My husband has been offered a job — assuming he passes the physical. He has been unemployed for more than a year. This doesn’t actually mean that he has been unable to find a job for a year. It’s more like he has been able to avoid finding a job for a year, while we lived on my income and our retirement savings. Now he has been offered a job very like the one he had before.
He’s not reacting well to his good fortune. He’s been pouting all week, sleeping not on the sofa but on a love seat, huddled under his jacket. During the day the sits on the same loveseat in the same jacket, sullenly watching boxing matches on YouTube.

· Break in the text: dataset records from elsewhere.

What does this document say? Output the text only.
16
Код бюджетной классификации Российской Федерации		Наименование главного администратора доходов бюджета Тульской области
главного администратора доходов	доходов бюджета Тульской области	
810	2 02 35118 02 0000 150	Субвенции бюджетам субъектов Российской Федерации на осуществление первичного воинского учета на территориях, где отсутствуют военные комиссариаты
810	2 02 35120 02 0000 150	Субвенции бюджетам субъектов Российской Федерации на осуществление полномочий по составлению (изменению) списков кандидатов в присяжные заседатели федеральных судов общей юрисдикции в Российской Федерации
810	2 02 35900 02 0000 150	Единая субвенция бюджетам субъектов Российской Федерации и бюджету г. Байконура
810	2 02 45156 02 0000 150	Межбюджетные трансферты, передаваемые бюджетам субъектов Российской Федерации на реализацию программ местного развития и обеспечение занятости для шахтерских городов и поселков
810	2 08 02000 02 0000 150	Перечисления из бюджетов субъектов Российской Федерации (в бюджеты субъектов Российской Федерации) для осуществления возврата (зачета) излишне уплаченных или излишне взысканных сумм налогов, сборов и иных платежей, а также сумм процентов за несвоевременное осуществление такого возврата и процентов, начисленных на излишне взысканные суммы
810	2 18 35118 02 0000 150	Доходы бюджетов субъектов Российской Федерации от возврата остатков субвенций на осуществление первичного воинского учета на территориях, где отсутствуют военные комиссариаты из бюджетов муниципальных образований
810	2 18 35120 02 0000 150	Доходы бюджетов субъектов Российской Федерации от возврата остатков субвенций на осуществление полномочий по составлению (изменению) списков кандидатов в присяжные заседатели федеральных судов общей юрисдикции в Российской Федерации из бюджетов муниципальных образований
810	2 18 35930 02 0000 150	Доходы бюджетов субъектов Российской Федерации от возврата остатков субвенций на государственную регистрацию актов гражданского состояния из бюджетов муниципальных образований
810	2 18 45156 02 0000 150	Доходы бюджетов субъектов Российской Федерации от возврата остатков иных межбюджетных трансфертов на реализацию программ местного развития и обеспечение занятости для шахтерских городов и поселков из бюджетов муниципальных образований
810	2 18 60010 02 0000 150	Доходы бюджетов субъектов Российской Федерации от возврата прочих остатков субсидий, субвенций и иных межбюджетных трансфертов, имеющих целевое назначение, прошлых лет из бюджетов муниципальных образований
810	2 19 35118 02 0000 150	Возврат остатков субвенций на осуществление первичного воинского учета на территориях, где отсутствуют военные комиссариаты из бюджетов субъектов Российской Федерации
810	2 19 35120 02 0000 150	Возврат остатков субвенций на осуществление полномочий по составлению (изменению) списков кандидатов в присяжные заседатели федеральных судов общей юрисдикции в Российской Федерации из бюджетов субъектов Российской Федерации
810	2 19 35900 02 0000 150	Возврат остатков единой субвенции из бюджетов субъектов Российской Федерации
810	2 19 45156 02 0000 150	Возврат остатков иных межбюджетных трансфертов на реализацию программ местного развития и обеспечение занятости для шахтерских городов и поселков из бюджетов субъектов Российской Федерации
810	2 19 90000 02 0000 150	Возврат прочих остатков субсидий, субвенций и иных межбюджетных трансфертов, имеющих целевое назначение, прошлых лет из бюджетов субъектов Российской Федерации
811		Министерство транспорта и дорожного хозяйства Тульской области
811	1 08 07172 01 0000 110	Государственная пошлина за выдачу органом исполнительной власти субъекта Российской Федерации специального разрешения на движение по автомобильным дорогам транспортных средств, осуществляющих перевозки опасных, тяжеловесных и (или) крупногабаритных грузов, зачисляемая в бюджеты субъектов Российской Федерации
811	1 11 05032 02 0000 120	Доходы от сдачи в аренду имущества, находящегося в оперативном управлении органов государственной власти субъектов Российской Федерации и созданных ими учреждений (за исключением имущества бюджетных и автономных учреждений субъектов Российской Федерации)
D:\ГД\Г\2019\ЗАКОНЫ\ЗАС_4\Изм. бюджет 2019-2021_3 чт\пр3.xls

From my point of view, he could have spent this time training and working toward finding a job he would love. From his point of view, he worked hard and paid taxes for many years, and is entitled to every penny the government will give him. He has reached the point at which he cannot refuse a job and still receive benefits.
I spent months trying to help him figure out what he wanted to do with the rest of his working life, but I think he really wanted to retire. After those months, we could hardly even talk about the situation without anger, so we just haven’t discussed it.
He’s angry now. He thinks that I could have helped him more — not helped him to find a preferable job or to take advantage of the government training program he didn’t succeed with, but to get more benefits with less effort, as he thinks he saw his friends doing.
And I’ve been angry all year, honestly. The humiliation of having a layabout husband, the worry over using up savings that we may need in the future, the inconvenience of having someone sitting around in the house all the time while I worked (and I feel bad about feeling that way, but there it is), the stress of the ongoing disagreement.
Now what? Will he continue to be angry with me because I somehow forced him to take a job when he could have stayed on the dole? Will I continue to be angry with him because he spent a year slacking off? Will we get past the extreme disconnect in our views and values which this episode laid bare? Will life go back to normal?
For some definition of normal?
When people talk about extended unemployment, this is the kind of situation I think of. I don’t believe that they’ve been doing all they can to find a job. But I can also see that there are undesirable jobs. And perhaps for some people, that is what they’re going to end up with, no matter what kind of program we put together. It’s hard to find motivation for success thinking if you’re looking at manual labor and trying to see it as better than unemployment. Our nation may have this divided viewpoint as part of what keeps us from working together to solve problems of poverty.